まさかの出来事で、泣く泣く売ってしまった銘柄もある。その代表例がACCESS(4813)だ。
「日本発のソフトウエアを広く世界に送り出すという創業者(荒川元会長)の信念に感銘を受けました。そして、有言実行で組み込みブラウザの世界的企業にまで成長しましたが、09年10月に荒川元会長が病で急死。社外取締役のオリックス宮内社長と当時ローソンの新浪社社長の存在に期待し、すぐに売れませんでしたが、結局、信念に近づくのは難しいと感じて13年にすべて売却しました」
とはいえ、02年12月に135万円で買って、1対5の株式分割もあり04年5月に一部を319万円で売却したのだから、大成功である。
経営者の信念に期待をかけて投資しているので、内田さんは株主総会に出席し、経営姿勢の微妙な変化も見逃さないようにしている。実際、アンジェスMG(4563)は株主総会をキッカケに見切り売りした。

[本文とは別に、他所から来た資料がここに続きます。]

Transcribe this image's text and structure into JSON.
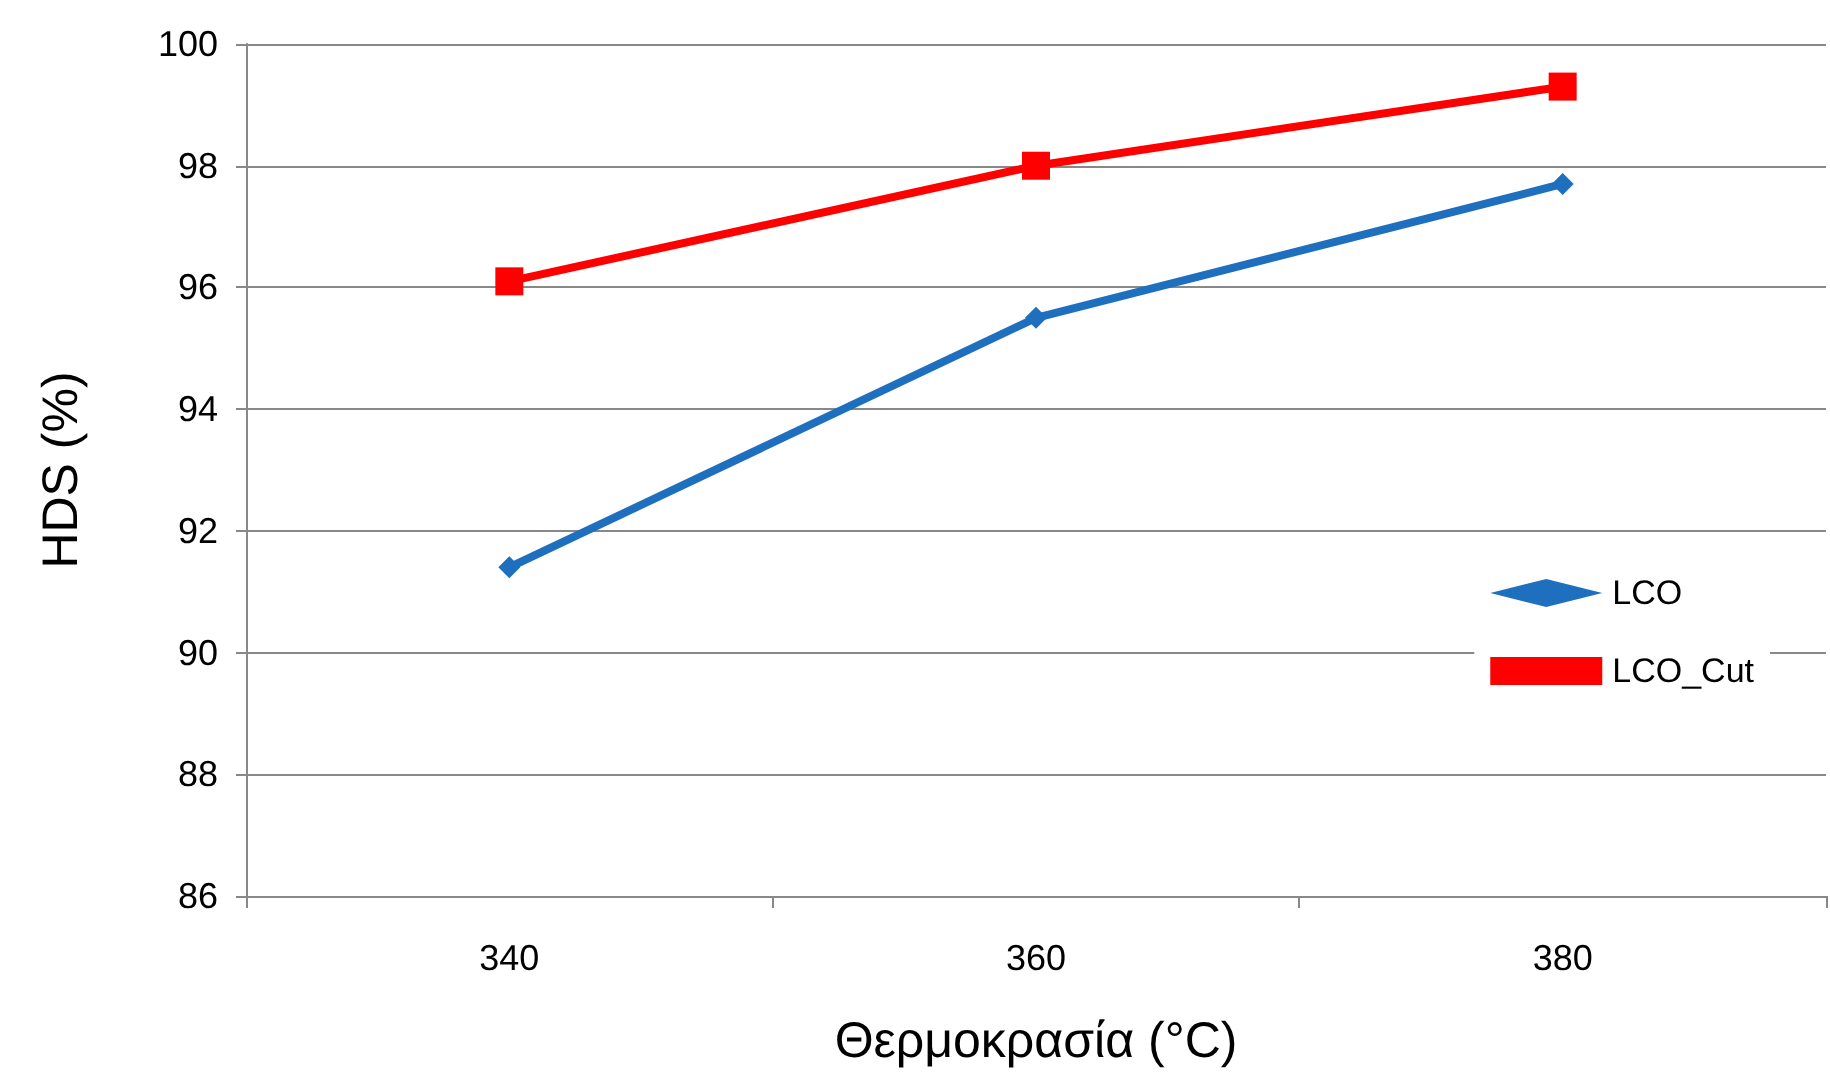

「バイオベンチャーだからまだ業績が伴わないのは当たり前ですが、赤字でも株主を続けるには社長を信じられることが大前提。ところが、同社は社長の説明通りには新薬開発が進まず、次第に信用できなくなった。結局、7年以上保有し続けたものの、株主を止めました」
結果的に、その後も株価は下落し続けている。
残る3銘柄は別の尺度から選んだ銘柄だ。内田さんはこう説明する。
「キャッシュリッチ(手元の現金が潤沢)で、PBRが1倍割れの割安銘柄もターゲットとしています。その中でも、地方で頑張っている企業に期待を寄せています。岡山製紙に対しては、製紙業界の再編が進むことも期待しています」
最後に、現在の内田さんは、日本初&日本発となる可能性大とみているバイオ分野への期待がひときわ高いという。内田さんは、NISA口座をバイオ関連銘柄のみでその枠を使い切っているとのことだ。